El Orden social, por su parte, se basaba en un conjunto de normas que, pese a no estar dictadas por la divinidad, se ponían bajo su protección. Sus preceptos básicos, expresados por la noción de “piedad” (eusébeia), eran el respeto a los dioses, a la familia y a las leyes de las ciudades, así como el comportamiento moderado; lo contrario, la “impiedad” (asébeia) y los actos de soberbia y desmesura (hýbris) provocaban la cólera divina y conllevaban un castigo que afectaba tanto al individuo como a su estirpe y a la comunidad entera. Tal es la moraleja implícita en numerosos relatos protagonizados por jóvenes imprudentes, como Faetón (Unidad 1.2. Actividad 1) o soberbios, como Narciso (Unidad 1.2. Actividad 2), y sobre personajes que ofenden a los dioses, por ejemplo, Acteón al espiar el baño de Ártemis, Marsias, atreviéndose a competir con Apolo, o Penteo, que se opone a Dioniso (Unidad 3.2; 3.3).
El Panteón, es decir, el conjunto de todos los dioses y diosas, era una sociedad jerarquizada presidida por Zeus. No obstante, ninguno de sus miembros era considerado más importante que los demás, así que todos y cada uno tenían que ser venerados y recibir el culto debido. Esto explica por qué, según los mitos, cuando Eneo, rey de Calidón, se olvidó de las ofrendas las primicias de la cosecha a Ártemis, ella enviase un jabalí para que destrozara sus campos (Unidad 4.1). Por otra parte, preferir a un dios por encima de todos (“enoteísmo”) se consideraba un signo de impiedad, equiparable a negar su existencia (“ateísmo”).
Aunque en la mitología los dioses aparezcan constantemente involucrados en los asuntos humanos, esta familiaridad estaba restringida a la remota Edad heroica y al tiempo sagrado del sacrificio y de la experiencia mística, cuando los participantes en el culto invocaban su presencia. Por otra parte, si bien en los relatos míticos las distintas divinidades actúan como personajes, en el ámbito de la religión no eran considerados “personas”, en el sentido moderno de esta palabra, sino como potencias con atribuciones sobre los fenómenos naturales, la sociedad y la esfera psíquica, poderes que expresan los epítetos utilizados para identificarlos en las plegarias religiosas. Así, a Zeus se le llamaba “el de lo alto” (hýpsistos) y “el del rayo” (keraunós), “protector de la casa” y “de la ciudad” (herkeíos, polieús), “padre” (patér) de dioses y hombres” y “salvador” (sotér).

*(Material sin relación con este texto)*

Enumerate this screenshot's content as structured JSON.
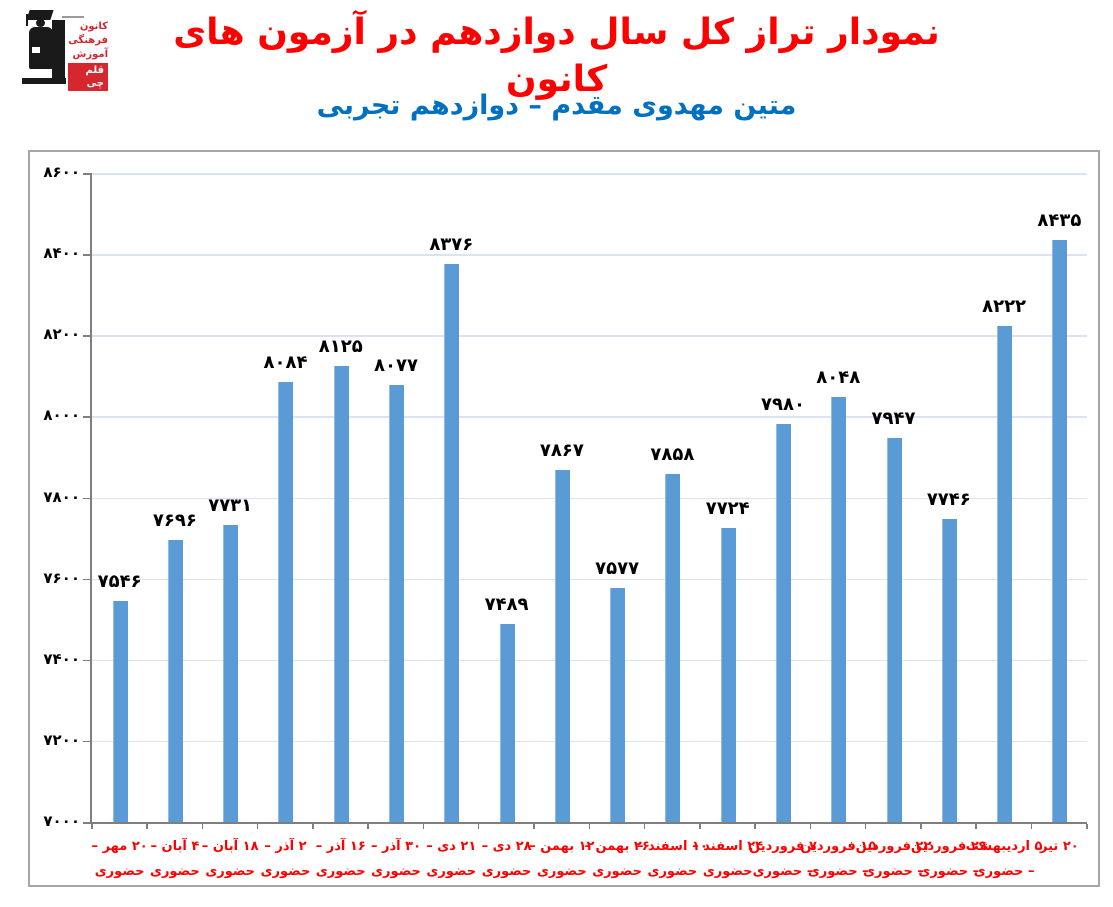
{
  "header": {
    "title": "نمودار تراز کل سال دوازدهم در آزمون های کانون",
    "subtitle": "متین مهدوی مقدم – دوازدهم تجربی",
    "title_color": "#FF0000",
    "subtitle_color": "#0070C0"
  },
  "logo": {
    "name": "kanoon-farhangi-amoozesh",
    "lines": [
      "کانون",
      "فرهنگی",
      "آموزش",
      "قلم چی"
    ],
    "accent": "#D6272E"
  },
  "chart_data": {
    "type": "bar",
    "categories": [
      "۲۰ مهر – حضوری",
      "۴ آبان – حضوری",
      "۱۸ آبان – حضوری",
      "۲ آذر – حضوری",
      "۱۶ آذر – حضوری",
      "۳۰ آذر – حضوری",
      "۲۱ دی – حضوری",
      "۲۸ دی – حضوری",
      "۱۲ بهمن – حضوری",
      "۲۶ بهمن – حضوری",
      "۱۰ اسفند – حضوری",
      "۲۴ اسفند – حضوری",
      "۷ فروردین – حضوری",
      "۱۵ فروردین – حضوری",
      "۲۲ فروردین – حضوری",
      "۲۹ فروردین – حضوری",
      "۵ اردیبهشت – حضوری",
      "۲۰ تیر"
    ],
    "categories_lines": [
      [
        "۲۰ مهر –",
        "حضوری"
      ],
      [
        "۴ آبان –",
        "حضوری"
      ],
      [
        "۱۸ آبان –",
        "حضوری"
      ],
      [
        "۲ آذر –",
        "حضوری"
      ],
      [
        "۱۶ آذر –",
        "حضوری"
      ],
      [
        "۳۰ آذر –",
        "حضوری"
      ],
      [
        "۲۱ دی –",
        "حضوری"
      ],
      [
        "۲۸ دی –",
        "حضوری"
      ],
      [
        "۱۲ بهمن –",
        "حضوری"
      ],
      [
        "۲۶ بهمن –",
        "حضوری"
      ],
      [
        "۱۰ اسفند –",
        "حضوری"
      ],
      [
        "۲۴ اسفند –",
        "حضوری"
      ],
      [
        "۷ فروردین",
        "– حضوری"
      ],
      [
        "۱۵ فروردین",
        "– حضوری"
      ],
      [
        "۲۲ فروردین",
        "– حضوری"
      ],
      [
        "۲۹ فروردین",
        "– حضوری"
      ],
      [
        "۵ اردیبهشت",
        "– حضوری"
      ],
      [
        "۲۰ تیر",
        ""
      ]
    ],
    "values": [
      7546,
      7696,
      7731,
      8084,
      8125,
      8077,
      8376,
      7489,
      7867,
      7577,
      7858,
      7724,
      7980,
      8048,
      7947,
      7746,
      8222,
      8435
    ],
    "value_labels": [
      "۷۵۴۶",
      "۷۶۹۶",
      "۷۷۳۱",
      "۸۰۸۴",
      "۸۱۲۵",
      "۸۰۷۷",
      "۸۳۷۶",
      "۷۴۸۹",
      "۷۸۶۷",
      "۷۵۷۷",
      "۷۸۵۸",
      "۷۷۲۴",
      "۷۹۸۰",
      "۸۰۴۸",
      "۷۹۴۷",
      "۷۷۴۶",
      "۸۲۲۲",
      "۸۴۳۵"
    ],
    "yticks": [
      {
        "value": 8600,
        "label": "۸۶۰۰"
      },
      {
        "value": 8400,
        "label": "۸۴۰۰"
      },
      {
        "value": 8200,
        "label": "۸۲۰۰"
      },
      {
        "value": 8000,
        "label": "۸۰۰۰"
      },
      {
        "value": 7800,
        "label": "۷۸۰۰"
      },
      {
        "value": 7600,
        "label": "۷۶۰۰"
      },
      {
        "value": 7400,
        "label": "۷۴۰۰"
      },
      {
        "value": 7200,
        "label": "۷۲۰۰"
      },
      {
        "value": 7000,
        "label": "۷۰۰۰"
      }
    ],
    "ylim": [
      7000,
      8600
    ],
    "xlabel": "",
    "ylabel": "",
    "grid": true,
    "legend": "none",
    "bar_color": "#5B9BD5",
    "grid_color": "#DAE3F3",
    "axis_color": "#7F7F7F",
    "frame_color": "#A6A6A6",
    "value_label_color": "#000000",
    "category_label_color": "#FF0000"
  }
}
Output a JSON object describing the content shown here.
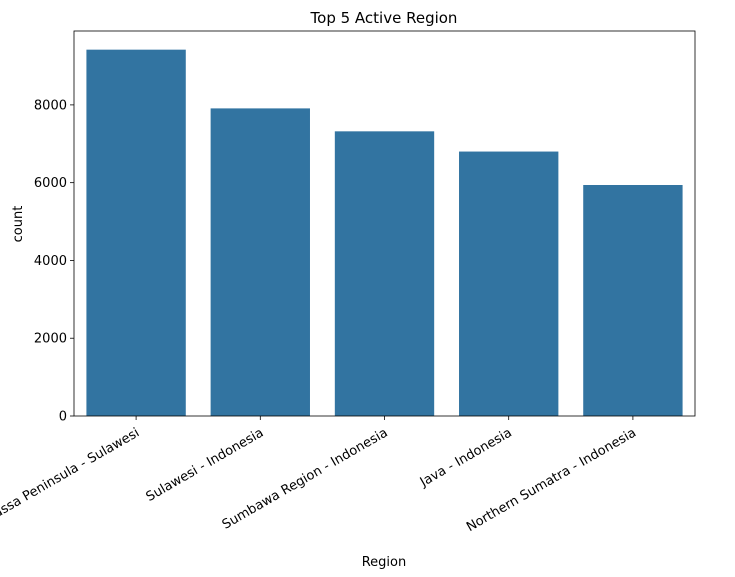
{
  "chart_data": {
    "type": "bar",
    "title": "Top 5 Active Region",
    "xlabel": "Region",
    "ylabel": "count",
    "categories": [
      "Minahassa Peninsula - Sulawesi",
      "Sulawesi - Indonesia",
      "Sumbawa Region - Indonesia",
      "Java - Indonesia",
      "Northern Sumatra - Indonesia"
    ],
    "values": [
      9420,
      7910,
      7320,
      6800,
      5940
    ],
    "ylim": [
      0,
      9900
    ],
    "yticks": [
      0,
      2000,
      4000,
      6000,
      8000
    ],
    "grid": false,
    "bar_color": "#3274a1"
  }
}
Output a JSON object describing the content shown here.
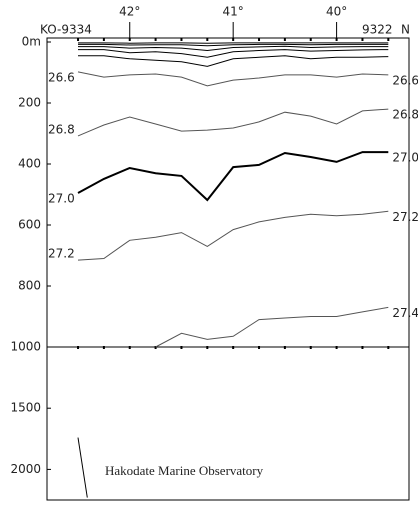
{
  "chart_data": [
    {
      "type": "line",
      "top_left_label": "KO-9334",
      "top_right_label": "9322",
      "direction_label": "N",
      "x": [
        42.5,
        42.25,
        42.0,
        41.75,
        41.5,
        41.25,
        41.0,
        40.75,
        40.5,
        40.25,
        40.0,
        39.75,
        39.5
      ],
      "xlim": [
        42.8,
        39.3
      ],
      "xticks": [
        {
          "value": 42,
          "label": "42°"
        },
        {
          "value": 41,
          "label": "41°"
        },
        {
          "value": 40,
          "label": "40°"
        }
      ],
      "ylim": [
        0,
        1000
      ],
      "yticks": [
        {
          "value": 0,
          "label": "0m"
        },
        200,
        400,
        600,
        800,
        1000
      ],
      "series": [
        {
          "color": "#000000",
          "values": [
            3,
            3,
            4,
            3,
            3,
            4,
            3,
            3,
            3,
            3,
            3,
            3,
            3
          ]
        },
        {
          "color": "#000000",
          "values": [
            8,
            8,
            10,
            9,
            9,
            12,
            9,
            8,
            8,
            9,
            8,
            8,
            8
          ]
        },
        {
          "color": "#000000",
          "values": [
            15,
            15,
            20,
            18,
            20,
            28,
            18,
            16,
            14,
            18,
            16,
            15,
            15
          ]
        },
        {
          "color": "#000000",
          "values": [
            25,
            25,
            35,
            32,
            38,
            50,
            32,
            28,
            25,
            30,
            28,
            26,
            25
          ]
        },
        {
          "color": "#000000",
          "values": [
            45,
            45,
            55,
            60,
            65,
            80,
            55,
            50,
            45,
            55,
            50,
            50,
            48
          ]
        },
        {
          "name": "26.6",
          "color": "#555555",
          "values": [
            98,
            115,
            108,
            105,
            115,
            144,
            125,
            118,
            108,
            108,
            115,
            105,
            108
          ]
        },
        {
          "name": "26.8",
          "color": "#555555",
          "values": [
            308,
            272,
            246,
            269,
            292,
            289,
            282,
            262,
            230,
            243,
            269,
            226,
            220
          ]
        },
        {
          "name": "27.0",
          "color": "#000000",
          "width": 2,
          "values": [
            495,
            449,
            413,
            430,
            439,
            518,
            410,
            403,
            364,
            377,
            393,
            361,
            361
          ]
        },
        {
          "name": "27.2",
          "color": "#555555",
          "values": [
            715,
            710,
            650,
            640,
            625,
            670,
            615,
            590,
            575,
            565,
            570,
            565,
            555
          ]
        },
        {
          "name": "27.4",
          "color": "#555555",
          "values": [
            null,
            null,
            null,
            1000,
            955,
            975,
            965,
            910,
            905,
            900,
            900,
            885,
            870
          ]
        }
      ]
    },
    {
      "type": "line",
      "annotation": "Hakodate Marine Observatory",
      "x": [
        42.5,
        42.41
      ],
      "xlim": [
        42.8,
        39.3
      ],
      "ylim": [
        1000,
        2250
      ],
      "yticks": [
        1500,
        2000
      ],
      "series": [
        {
          "color": "#000000",
          "values": [
            1740,
            2230
          ]
        }
      ]
    }
  ]
}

A este tipo de dioses especializados se dirigían los fieles, pidiendo, por ejemplo, a Afrodita “que provoque la pasión”, a Hefesto “virtud y prosperidad”, a Poseidón “proteger la navegación” y a Dioniso “estar y seguir alegres en cada estación del año, y por muchos años” (Himnos homéricos, 6; 20; 23; 26).
PAN. — ¡Salud, padre Hermes! HERMES. — Salud a ti también. Pero ¿cómo es que soy yo tu padre? PAN. — ¿Es que no eres tú Hermes Cilenio? HERMES. — Por supuesto que sí. Mas ¿cómo eres tú hijo mío? PAN. — Soy hijo espurio, bastardo, fruto de tu ímpetu amoroso. HERMES. — Sí, por Zeus; tal vez de un cabrón que cometió adulterio con una cabra; porque ¿cómo hijo mío, con semejantes cuernos, semejante nariz, semejante barba poblada, patas bisulcas de macho cabrío y con rabo asomando por el culo?